Source: Adapted from the C# edition (functions/funcreturn.rst). The weekly-wages example mirrors the C# original. Python-specific details (implicit None return, early return pattern) are original additions.

So far, our functions have done something (printed output) but not produced a value for the calling code to use.
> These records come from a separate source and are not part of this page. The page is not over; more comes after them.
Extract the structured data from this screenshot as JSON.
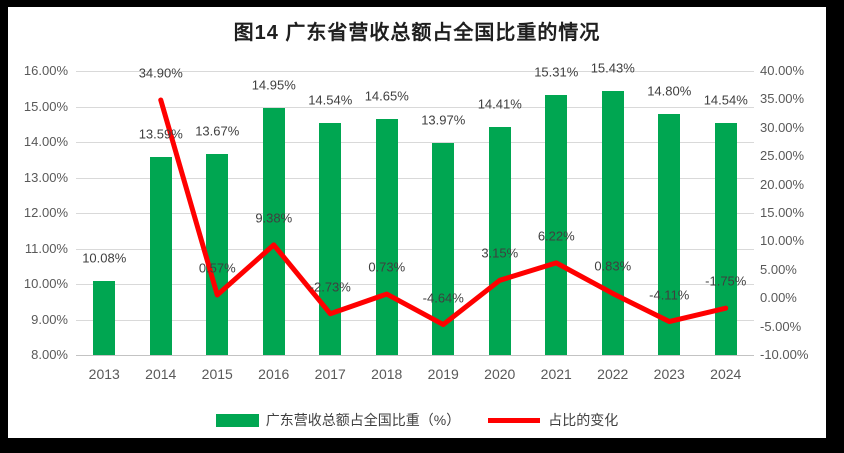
{
  "title": "图14  广东省营收总额占全国比重的情况",
  "legend": {
    "bar_label": "广东营收总额占全国比重（%）",
    "line_label": "占比的变化"
  },
  "colors": {
    "bar": "#00A651",
    "line": "#FF0000",
    "grid": "#D9D9D9",
    "axis_line": "#C3C3C3",
    "tick_text": "#595959",
    "label_text": "#3F3F3F",
    "title_text": "#1F1F1F",
    "frame": "#000000",
    "background": "#FFFFFF"
  },
  "chart_data": {
    "type": "bar+line combo",
    "title": "图14  广东省营收总额占全国比重的情况",
    "categories": [
      "2013",
      "2014",
      "2015",
      "2016",
      "2017",
      "2018",
      "2019",
      "2020",
      "2021",
      "2022",
      "2023",
      "2024"
    ],
    "series": [
      {
        "name": "广东营收总额占全国比重（%）",
        "type": "bar",
        "axis": "left",
        "color": "#00A651",
        "values": [
          10.08,
          13.59,
          13.67,
          14.95,
          14.54,
          14.65,
          13.97,
          14.41,
          15.31,
          15.43,
          14.8,
          14.54
        ],
        "labels": [
          "10.08%",
          "13.59%",
          "13.67%",
          "14.95%",
          "14.54%",
          "14.65%",
          "13.97%",
          "14.41%",
          "15.31%",
          "15.43%",
          "14.80%",
          "14.54%"
        ]
      },
      {
        "name": "占比的变化",
        "type": "line",
        "axis": "right",
        "color": "#FF0000",
        "values": [
          null,
          34.9,
          0.57,
          9.38,
          -2.73,
          0.73,
          -4.64,
          3.15,
          6.22,
          0.83,
          -4.11,
          -1.75
        ],
        "labels": [
          null,
          "34.90%",
          "0.57%",
          "9.38%",
          "-2.73%",
          "0.73%",
          "-4.64%",
          "3.15%",
          "6.22%",
          "0.83%",
          "-4.11%",
          "-1.75%"
        ]
      }
    ],
    "left_axis": {
      "min": 8,
      "max": 16,
      "tick_step": 1,
      "ticks": [
        "16.00%",
        "15.00%",
        "14.00%",
        "13.00%",
        "12.00%",
        "11.00%",
        "10.00%",
        "9.00%",
        "8.00%"
      ]
    },
    "right_axis": {
      "min": -10,
      "max": 40,
      "tick_step": 5,
      "ticks": [
        "40.00%",
        "35.00%",
        "30.00%",
        "25.00%",
        "20.00%",
        "15.00%",
        "10.00%",
        "5.00%",
        "0.00%",
        "-5.00%",
        "-10.00%"
      ]
    },
    "grid": "horizontal",
    "legend_position": "bottom"
  }
}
Functions that return values are far more flexible.

The return Statement#

Use return to send a value back to the caller:

def add(a, b):
    return a + b

result = add(3, 4)
print(result)

Output:

7

The returned value can be used in any expression:

>>> add(3, 4) * 2
14
>>> print(f"Sum: {add(10, 5)}")
Sum: 15

Example: Weekly Wages#

Here is a function that calculates wages including overtime:

def weekly_wages(hours, rate):
    """Return total weekly wages including overtime pay above 40 hours."""
    if hours <= 40:
        return hours * rate
    else:
        overtime = hours - 40
        return 40 * rate + overtime * rate * 1.5


hours = float(input("Enter hours worked: "))
rate = float(input("Enter hourly rate: $"))
pay = weekly_wages(hours, rate)
print(f"Weekly wages: ${pay:.2f}")

Sample run:

Enter hours worked: 45
Enter hourly rate: $20
Weekly wages: $950.00

The function computes the value and returns it; the calling code decides what to do with it (here, print it).

Functions Without return#

A function that does not have a return statement (or that reaches the end without hitting one) automatically returns None:

>>> def say_hi():
...     print("Hi!")
...
>>> result = say_hi()
Hi!
>>> print(result)
None

This is Python’s way of handling what C# calls void functions. Use return only when the caller needs a value.

Early Return#

A function can have more than one return statement. Python exits the function and returns as soon as it hits any return:

def absolute_value(x):
    if x >= 0:
        return x
    return -x

The second return is only reached if x < 0.